The yew-tree in the little churchyard at Chorlton had still some coagulum of thaw-frost on it when the brougham plashed past the closed lichgate, and left its ingrained melancholy to make the most of its loneliness. Strides Cottage was just on ahead—five minutes at the most, even on such a road. "They will be sure to be up, I suppose—one of them at least," said Gwen to the woman in the carriage with her. It was Mrs. Lamprey, whom Tom Kettering was to have driven back in any case, but not in the brougham. Gwen had overruled her attempt to ride on the box, and was sorry when she had done so. For she could not say afterwards:—"I'm sure you would rather be up there, with Tom."
"I doubt they'll have gone to bed, my lady, either of them. Nor yet I won't be quite sure we shan't find the doctor there." Thus Mrs. Lamprey, making Gwen's heart sink. For what but very critical circumstances could have kept Dr. Nash at the Cottage till past one in the morning? But then, these circumstances must be recent. Else he could never have wished the letter kept back till to-morrow. She said something to this effect to her companion, who replied:—"No doubt your ladyship knows!"
There was a light in the front-room, and someone was moving about. The arrival of the carriage caused the dog to bark, once but not more, as though for recognition or warning; not as a dog who resented it—merely as a janitor, officially. The doorbell, in response to a temperate pull, grated on the silence of the night, overdoing its duty and suggesting that the puller's want of restraint was to blame. Then came a footstep, but no noise of bolt or bar withdrawn. Then Ruth Thrale's voice, wondering who this could be. And then her surprise when she saw her visitor, whose words to her were:—"I thought it best to come at once!"

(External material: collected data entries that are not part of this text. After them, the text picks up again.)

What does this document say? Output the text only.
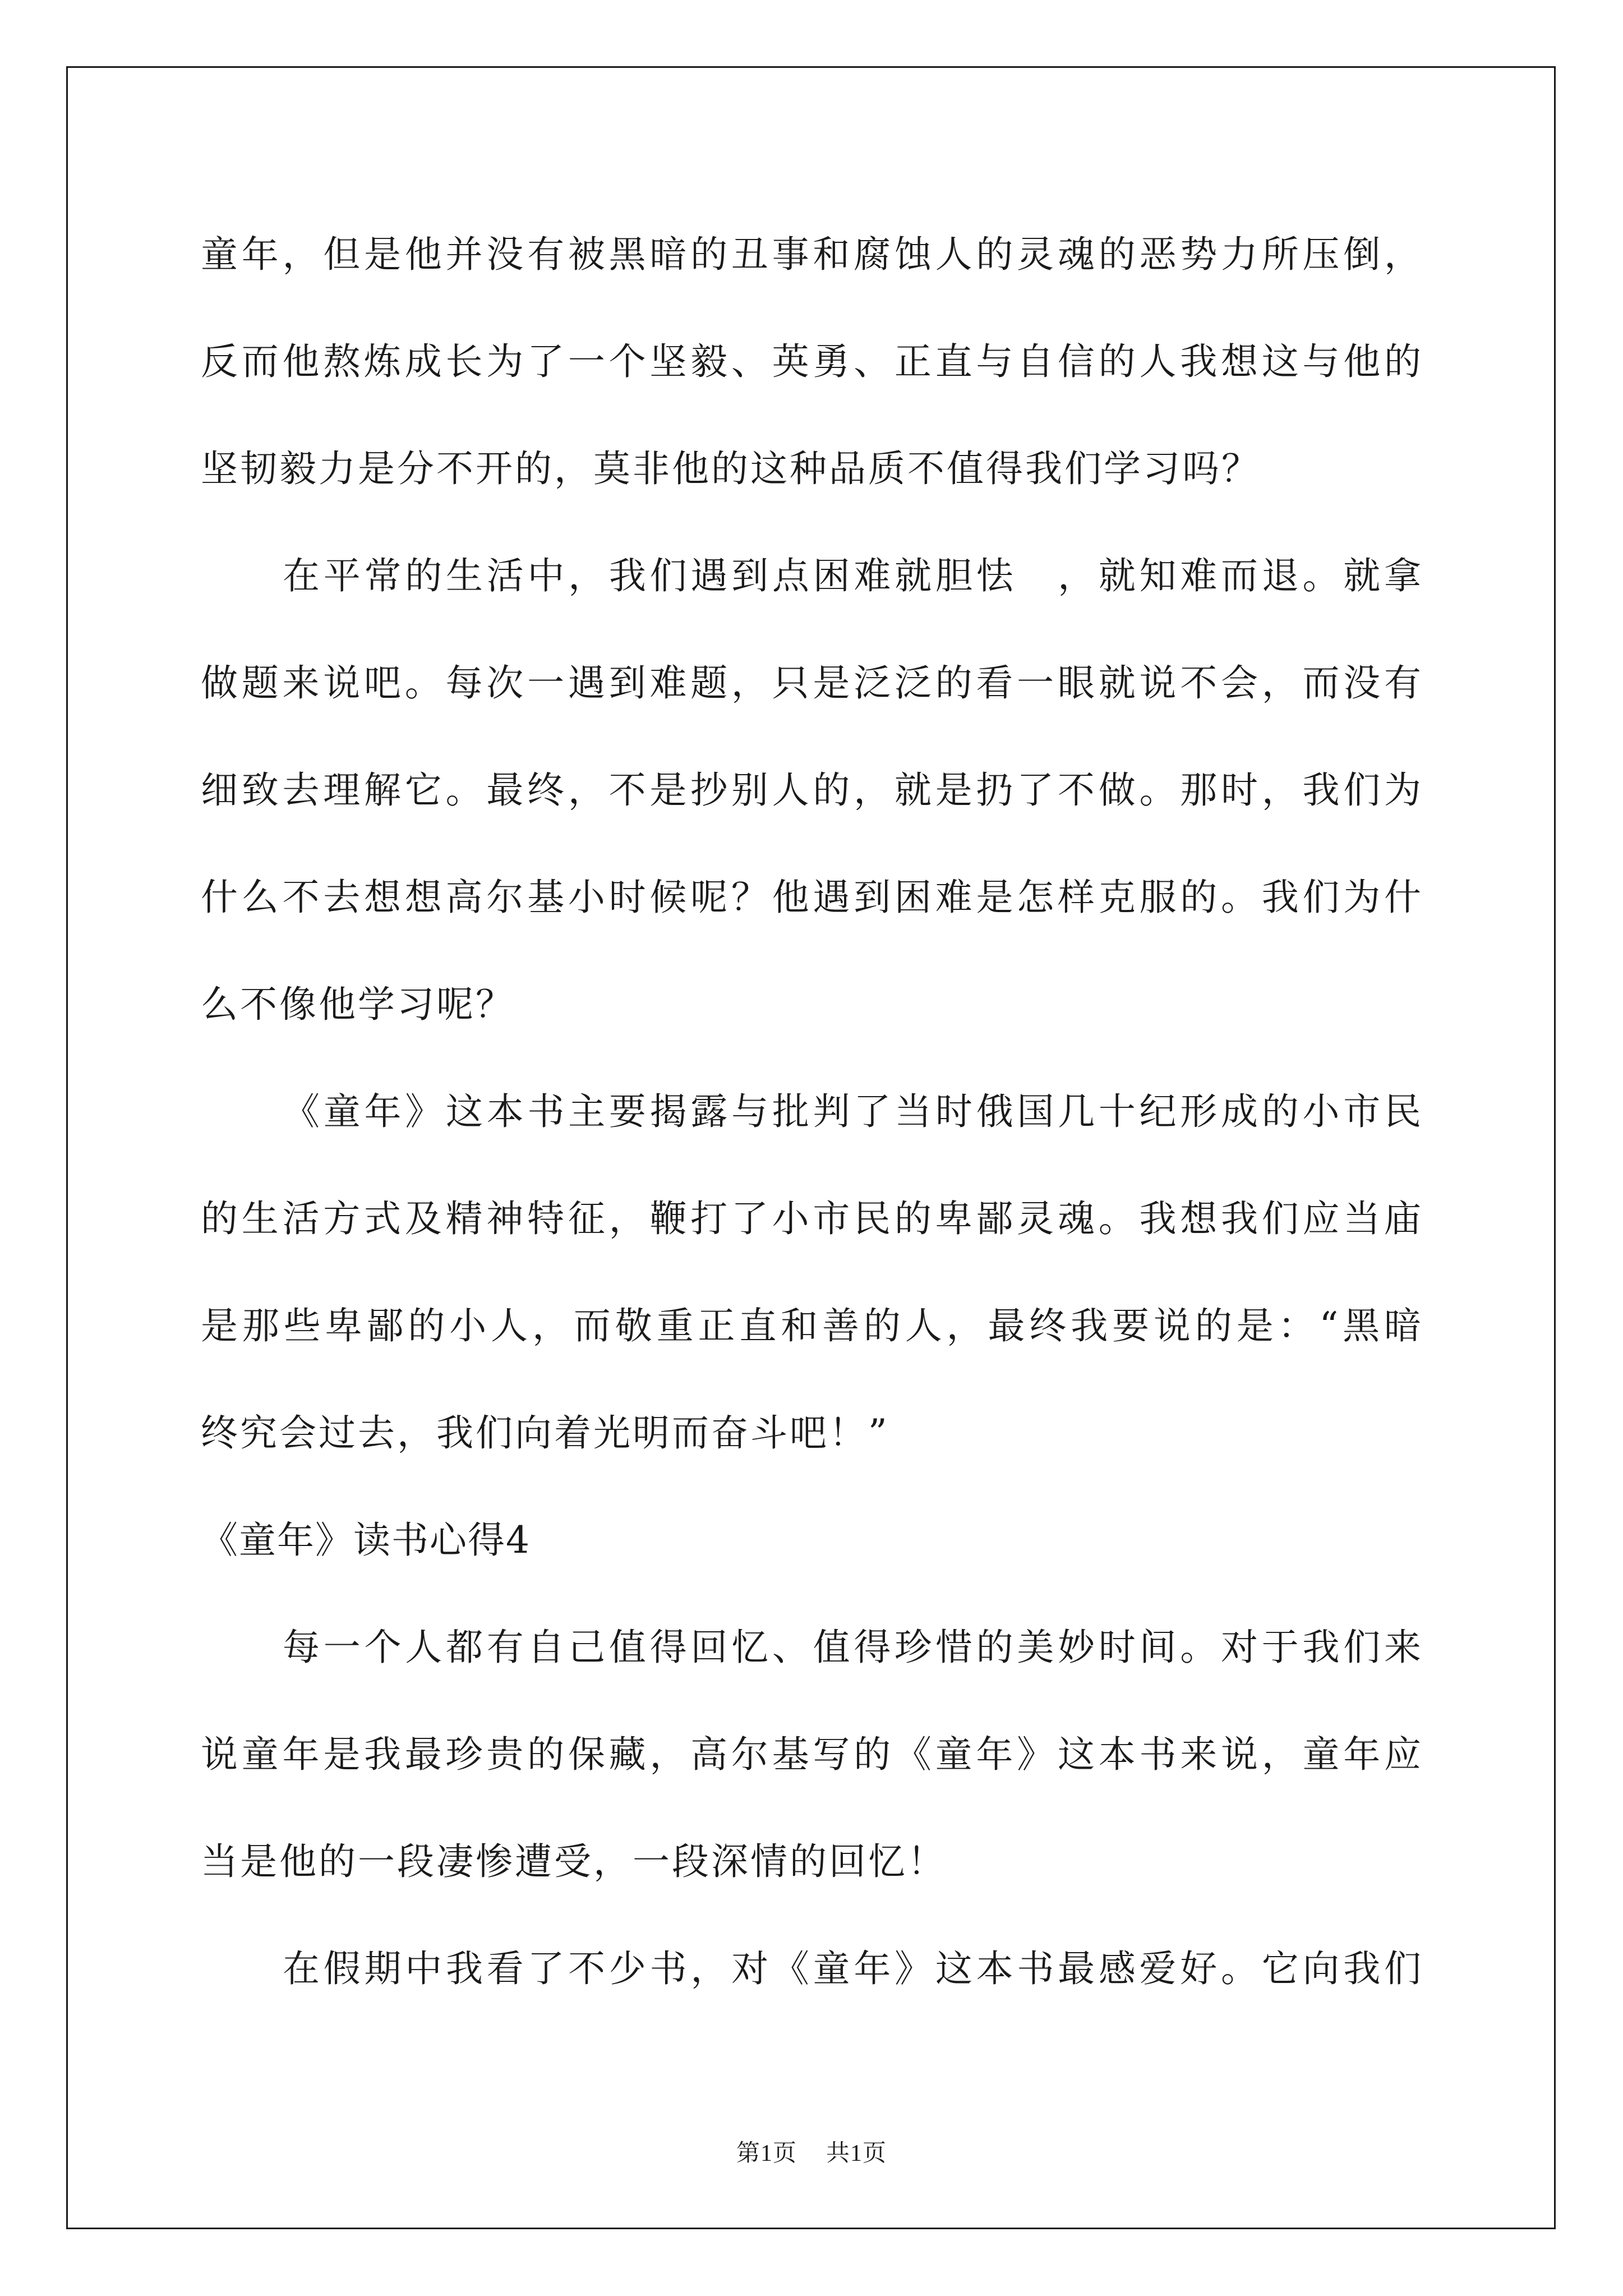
童年，但是他并没有被黑暗的丑事和腐蚀人的灵魂的恶势力所压倒，
反而他熬炼成长为了一个坚毅、英勇、正直与自信的人我想这与他的
坚韧毅力是分不开的，莫非他的这种品质不值得我们学习吗？
在平常的生活中，我们遇到点困难就胆怯　，就知难而退。就拿
做题来说吧。每次一遇到难题，只是泛泛的看一眼就说不会，而没有
细致去理解它。最终，不是抄别人的，就是扔了不做。那时，我们为
什么不去想想高尔基小时候呢？他遇到困难是怎样克服的。我们为什
么不像他学习呢？
《童年》这本书主要揭露与批判了当时俄国几十纪形成的小市民
的生活方式及精神特征，鞭打了小市民的卑鄙灵魂。我想我们应当庙
是那些卑鄙的小人，而敬重正直和善的人，最终我要说的是：“黑暗
终究会过去，我们向着光明而奋斗吧！”
《童年》读书心得4
每一个人都有自己值得回忆、值得珍惜的美妙时间。对于我们来
说童年是我最珍贵的保藏，高尔基写的《童年》这本书来说，童年应
当是他的一段凄惨遭受，一段深情的回忆！
在假期中我看了不少书，对《童年》这本书最感爱好。它向我们
第1页 共1页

"Oh, but she is better! Indeed we think she is better. Dr. Nash was to write and tell you, so you should know—not to hurry to come too soon." Thus Ruth, much distressed at this result of the doctor's despatch.
"Never mind me! You are sure she is better? Is that Dr. Nash's voice?" Yes—it was. He had been there since eleven, and was just going.
Ruth went in to tell Granny Marrable it was her ladyship, as Dr. Nash came out. "I'm to blame, Lady Gwendolen," said he. "I'm to blame for being in too great a hurry. It was a blunder. But I can't pretend to be sorry I made it—that's the truth!"
"You mean that she isn't out of the wood?"
"That kind of thing. She isn't."
"Oh dear!" Gwen sank into a chair, looking white. Hope had flared up, to be damped down. How often the stokers—nurses or doctors—have to pile wet ashes on a too eager blaze! How seldom they dare to add fresh fuel!